Some Americans receive both Social Security and SSI benefits. It’s the largest poverty-fighting benefit, Romig says, and without them, four in 10 Americans would live in poverty.

Approximately 7.7 million Black Americans receive Social Security, 2.5 million collect SSI, and around 1 million reap both, according to the Census Bureau. On average, Black men over 65 receive $14,918 a year, and Black women of the same age get $13,636 a year.

With rising rents and utilities and increases in the cost of food and transportation, more than $15,000 a year is needed to live on for many Americans. 

The administration has implemented a cost-of-living adjustment, also known as a COLA, every year starting in 2016, ranging from 0.3% to 8.7% in 2022. The newest boost will take effect as early as Dec. 29, 2023 for SSI and January 2024 for Social Security.

The Consumer Price Index for Urban Wage Earners and Clerical Workers (CPI-W) from the third quarter of the prior year compared to the corresponding quarter of the current year determines if there will be an increase. In this case, the administration used data from the late summer and fall of 2022 and compared it with the numbers from 2023.

“The cost-of-living adjustment maintains the purchasing power of those benefits,” Romig says. “That’s so important because other sources of retirement income are subject to either inflation risk or investment risk.”
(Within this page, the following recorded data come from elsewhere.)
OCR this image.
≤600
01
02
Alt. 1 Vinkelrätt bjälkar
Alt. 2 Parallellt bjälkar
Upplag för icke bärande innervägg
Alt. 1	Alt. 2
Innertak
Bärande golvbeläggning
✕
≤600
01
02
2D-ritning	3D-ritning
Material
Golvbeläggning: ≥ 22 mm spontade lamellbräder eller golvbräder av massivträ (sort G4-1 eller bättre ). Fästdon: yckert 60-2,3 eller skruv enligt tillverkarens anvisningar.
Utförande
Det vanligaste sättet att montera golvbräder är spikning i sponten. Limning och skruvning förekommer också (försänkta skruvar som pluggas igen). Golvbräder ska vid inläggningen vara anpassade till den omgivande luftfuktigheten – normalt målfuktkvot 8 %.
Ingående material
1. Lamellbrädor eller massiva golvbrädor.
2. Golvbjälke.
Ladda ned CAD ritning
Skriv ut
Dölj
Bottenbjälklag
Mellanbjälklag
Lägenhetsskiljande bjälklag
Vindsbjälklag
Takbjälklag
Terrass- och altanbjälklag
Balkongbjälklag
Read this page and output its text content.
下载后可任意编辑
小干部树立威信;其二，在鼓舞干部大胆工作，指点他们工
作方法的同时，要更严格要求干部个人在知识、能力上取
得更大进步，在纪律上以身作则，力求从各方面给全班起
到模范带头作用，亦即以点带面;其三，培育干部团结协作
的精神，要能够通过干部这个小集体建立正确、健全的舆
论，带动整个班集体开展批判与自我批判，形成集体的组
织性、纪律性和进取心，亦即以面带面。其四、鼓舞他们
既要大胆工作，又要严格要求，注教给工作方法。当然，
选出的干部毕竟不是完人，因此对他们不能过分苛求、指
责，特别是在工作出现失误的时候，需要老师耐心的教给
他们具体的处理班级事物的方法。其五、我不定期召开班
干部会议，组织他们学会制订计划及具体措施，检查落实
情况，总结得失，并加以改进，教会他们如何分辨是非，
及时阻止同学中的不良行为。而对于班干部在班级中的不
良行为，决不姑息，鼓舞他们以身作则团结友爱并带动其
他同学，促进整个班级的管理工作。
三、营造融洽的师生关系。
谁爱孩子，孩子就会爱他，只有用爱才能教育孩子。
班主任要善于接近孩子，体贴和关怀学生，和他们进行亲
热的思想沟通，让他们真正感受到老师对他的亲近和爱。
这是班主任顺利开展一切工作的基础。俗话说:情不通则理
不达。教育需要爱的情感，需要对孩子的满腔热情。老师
Pensions do not increase with inflation, unlike these benefit programs. Other retirement vehicles like a 401(k) or Roth IRA use a mix of stocks and bonds that fluctuate daily based on market performance.
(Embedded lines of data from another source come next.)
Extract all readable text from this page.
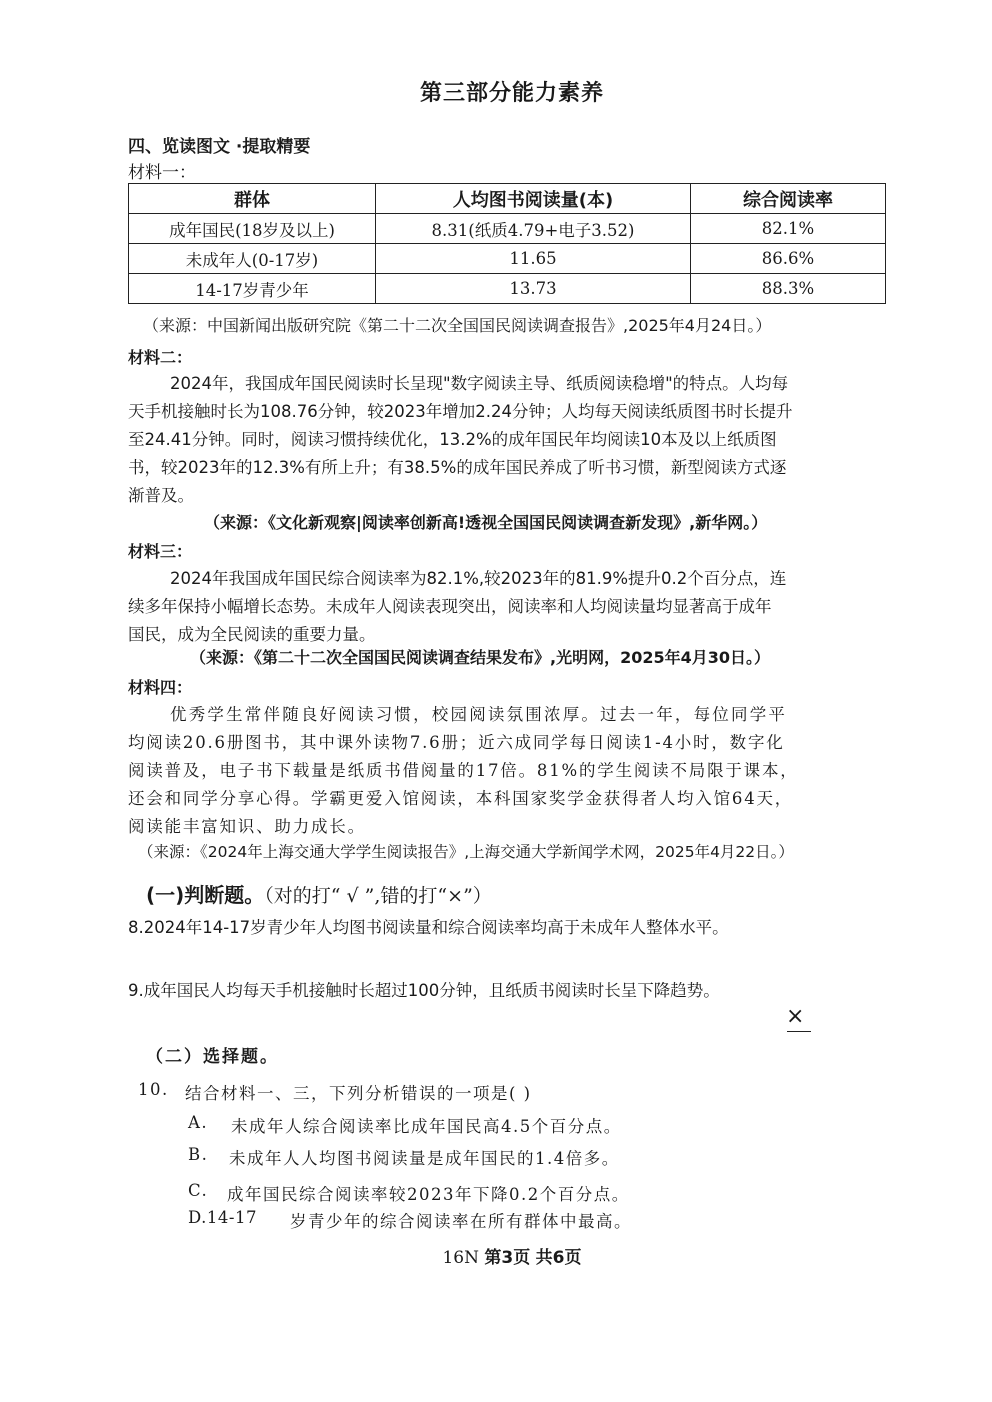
第三部分能力素养
四、览读图文 ·提取精要
材料一：
群体	人均图书阅读量(本)	综合阅读率
成年国民(18岁及以上)	8.31(纸质4.79+电子3.52)	82.1%
未成年人(0-17岁)	11.65	86.6%
14-17岁青少年	13.73	88.3%
（来源：中国新闻出版研究院《第二十二次全国国民阅读调查报告》,2025年4月24日。）
材料二：
2024年，我国成年国民阅读时长呈现"数字阅读主导、纸质阅读稳增"的特点。人均每
天手机接触时长为108.76分钟，较2023年增加2.24分钟；人均每天阅读纸质图书时长提升
至24.41分钟。同时，阅读习惯持续优化，13.2%的成年国民年均阅读10本及以上纸质图
书，较2023年的12.3%有所上升；有38.5%的成年国民养成了听书习惯，新型阅读方式逐
渐普及。
（来源：《文化新观察|阅读率创新高!透视全国国民阅读调查新发现》,新华网。）
材料三：
2024年我国成年国民综合阅读率为82.1%,较2023年的81.9%提升0.2个百分点，连
续多年保持小幅增长态势。未成年人阅读表现突出，阅读率和人均阅读量均显著高于成年
国民，成为全民阅读的重要力量。
（来源：《第二十二次全国国民阅读调查结果发布》,光明网，2025年4月30日。）
材料四：
优秀学生常伴随良好阅读习惯，校园阅读氛围浓厚。过去一年，每位同学平
均阅读20.6册图书，其中课外读物7.6册；近六成同学每日阅读1-4小时，数字化
阅读普及，电子书下载量是纸质书借阅量的17倍。81%的学生阅读不局限于课本，
还会和同学分享心得。学霸更爱入馆阅读，本科国家奖学金获得者人均入馆64天，
阅读能丰富知识、助力成长。
（来源：《2024年上海交通大学学生阅读报告》,上海交通大学新闻学术网，2025年4月22日。）
(一)判断题。（对的打“ √ ”,错的打“×”）
8.2024年14-17岁青少年人均图书阅读量和综合阅读率均高于未成年人整体水平。
9.成年国民人均每天手机接触时长超过100分钟，且纸质书阅读时长呈下降趋势。
×
（二）选择题。
10. 结合材料一、三，下列分析错误的一项是( )
A. 未成年人综合阅读率比成年国民高4.5个百分点。
B. 未成年人人均图书阅读量是成年国民的1.4倍多。
C. 成年国民综合阅读率较2023年下降0.2个百分点。
D.14-17 岁青少年的综合阅读率在所有群体中最高。
16N 第3页 共6页
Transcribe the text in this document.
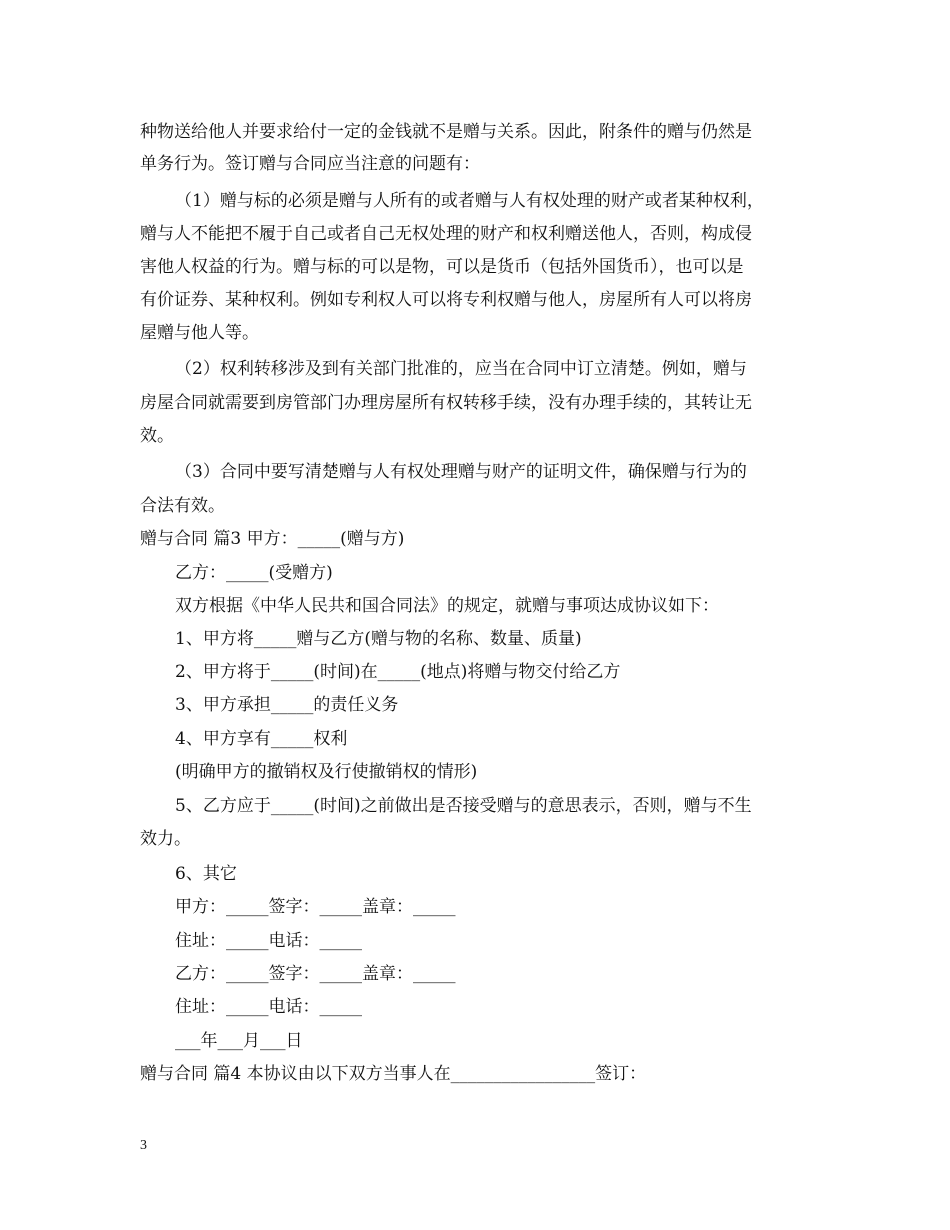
种物送给他人并要求给付一定的金钱就不是赠与关系。因此，附条件的赠与仍然是
单务行为。签订赠与合同应当注意的问题有：
（1）赠与标的必须是赠与人所有的或者赠与人有权处理的财产或者某种权利，
赠与人不能把不履于自己或者自己无权处理的财产和权利赠送他人，否则，构成侵
害他人权益的行为。赠与标的可以是物，可以是货币（包括外国货币），也可以是
有价证券、某种权利。例如专利权人可以将专利权赠与他人，房屋所有人可以将房
屋赠与他人等。
（2）权利转移涉及到有关部门批准的，应当在合同中订立清楚。例如，赠与
房屋合同就需要到房管部门办理房屋所有权转移手续，没有办理手续的，其转让无
效。
（3）合同中要写清楚赠与人有权处理赠与财产的证明文件，确保赠与行为的
合法有效。
赠与合同 篇3 甲方：_____(赠与方)
乙方：_____(受赠方)
双方根据《中华人民共和国合同法》的规定，就赠与事项达成协议如下：
1、甲方将_____赠与乙方(赠与物的名称、数量、质量)
2、甲方将于_____(时间)在_____(地点)将赠与物交付给乙方
3、甲方承担_____的责任义务
4、甲方享有_____权利
(明确甲方的撤销权及行使撤销权的情形)
5、乙方应于_____(时间)之前做出是否接受赠与的意思表示，否则，赠与不生
效力。
6、其它
甲方：_____签字：_____盖章：_____
住址：_____电话：_____
乙方：_____签字：_____盖章：_____
住址：_____电话：_____
___年___月___日
赠与合同 篇4 本协议由以下双方当事人在_________________签订：
3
To see more money from these programs for Black Americans, ending institutional and systemic barriers in “education, employment, earnings, marriage, health, disability, and mortality would significantly increase annual and lifetime Social Security benefits for Black adults,” a report from the Urban Institute found.

While inflation is moving closer to pre-COVID-19 pandemic levels, it is still high enough for Americans to feel the effects, with some expense categories hit harder than others. “That’s why it is so valuable that Social Security and SSI benefits keep up with inflation,” Romig says. “So that people can stay on top of the rising prices of those basic things.”